El los últimos meses se ha podido detectar la creciente aparición de perfiles de redes sociales que parecen comportarse de forma extraña. O más bien al contrario: de forma poco extraña. El patrón de comportamiento era excelente. Durante meses estos perfiles simulaban a la perfección un comportamiento similar al que cualquier persona tendría al usar una cuenta de Facebook o de Twitter. Tiene gustos, comparte videos, responde y genera mensajes en muros de la gente. Publica videos, fotos. Aparecen en sus muros comentarios de gente que estuvo tomando un café con él/ella hace un par de días. Estos comportamientos son extremadamente realistas y totalmente falsos.

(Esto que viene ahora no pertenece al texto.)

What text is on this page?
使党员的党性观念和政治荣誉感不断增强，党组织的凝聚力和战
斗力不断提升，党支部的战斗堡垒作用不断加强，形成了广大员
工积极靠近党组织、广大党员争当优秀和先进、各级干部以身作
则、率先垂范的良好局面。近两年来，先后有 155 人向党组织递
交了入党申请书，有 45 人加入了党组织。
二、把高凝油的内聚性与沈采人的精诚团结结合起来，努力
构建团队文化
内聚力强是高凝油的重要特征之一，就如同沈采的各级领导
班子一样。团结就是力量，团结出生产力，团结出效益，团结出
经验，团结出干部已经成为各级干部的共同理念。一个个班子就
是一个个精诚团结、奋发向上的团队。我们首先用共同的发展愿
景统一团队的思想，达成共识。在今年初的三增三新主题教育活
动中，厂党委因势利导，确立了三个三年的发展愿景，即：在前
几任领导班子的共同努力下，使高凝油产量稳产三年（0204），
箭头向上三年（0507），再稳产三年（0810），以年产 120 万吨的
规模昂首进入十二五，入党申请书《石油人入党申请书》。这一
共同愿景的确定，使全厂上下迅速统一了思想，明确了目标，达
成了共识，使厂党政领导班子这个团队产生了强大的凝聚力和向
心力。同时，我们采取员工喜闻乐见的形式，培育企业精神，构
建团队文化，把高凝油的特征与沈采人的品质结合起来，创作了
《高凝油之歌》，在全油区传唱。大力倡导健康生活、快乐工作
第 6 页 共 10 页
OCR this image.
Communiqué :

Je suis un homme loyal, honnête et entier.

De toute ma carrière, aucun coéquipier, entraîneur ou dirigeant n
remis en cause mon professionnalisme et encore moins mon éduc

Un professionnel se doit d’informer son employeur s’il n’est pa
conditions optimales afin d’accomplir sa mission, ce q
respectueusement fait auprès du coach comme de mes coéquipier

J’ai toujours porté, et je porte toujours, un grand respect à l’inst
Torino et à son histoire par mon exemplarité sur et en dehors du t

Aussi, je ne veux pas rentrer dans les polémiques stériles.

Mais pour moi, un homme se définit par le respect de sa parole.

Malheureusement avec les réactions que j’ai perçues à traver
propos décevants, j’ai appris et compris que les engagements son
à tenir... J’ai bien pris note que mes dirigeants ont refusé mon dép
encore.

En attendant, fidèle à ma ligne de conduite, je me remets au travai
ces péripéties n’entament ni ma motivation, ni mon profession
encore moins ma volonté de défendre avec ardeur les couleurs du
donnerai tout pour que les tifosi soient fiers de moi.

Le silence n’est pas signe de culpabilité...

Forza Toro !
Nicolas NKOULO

Porque estas personas no existen. Son programaciones informáticas. Nunca nadie lo diría. Y sólo hay una forma de darse cuenta: ser muy minucioso y fijarse al detalle en cada uno de sus mensajes, tweets o comentarios. Cuando se analiza todo de lo que estos perfiles han hablado podemos ver cómo en ciertos productos las ventas han crecido de manera increíblemente exponencial en cuestión de pocas semanas.

escala

Como se puede observar en este gráfico, el pico de ventas en varios productos se producen de manera simultánea. Y si bien pronto, en cuanto se descubre el engaño, caen a sus niveles normales, pero no hay duda de que claramente ha merecido la pena el esfuerzo. Las empresas no tienen nada que perder.

El última caso ha sido el de Víctor Balagueró, el ya famoso personaje ha sido detectado como otro posible caso. Observemos, por ejemplo, este tweet que publicó hace varias semanas:

tweetVB

Marca borrada para evitar publicidad

Tweets tan simples como ese, con el influjo suficiente y siendo dichos por la persona adecuada, puede hacer que se incremente un 400% las ventas del producto en sólo un día. Sólo un tweet. Balagueró ha estado funcionando así durante meses. Sin duda que los beneficios tienen que haber sido ya astronómicos.

La cuestión verdadera es: ¿Quién está detrás de estos beneficios?

Y es que no parece que los comportamientos que este tipo de perfiles tienen acudan a una causa concreta. Las empresas que se han ido beneficiando (aunque no se haya podido demostrar jurídicamente, recordemos la gran laguna legal que hay en esta materia y de la que hablé la semana pasada) no parecen tener relación entre sí. Ni siquiera en el caso concreto de Balagueró que ha beneficiado a marcas de más de siete empresas distintas. Ni que decir cabe de otros casos.

Sea quien sea quién esté detrás de todos estos casos una cosa hay que concederle: La programación es excelente, imposible de detectar si no fuese por las consecuencias de ésta en materia socioeconómica fuera de Internet.

Por mucho que aborrezca este tipo de comportamiento y me de vergüenza cómo se aprovecha de la gente para su propio beneficio, una cosa es cierta: No puedo dejar de desear conocer a este genio en persona.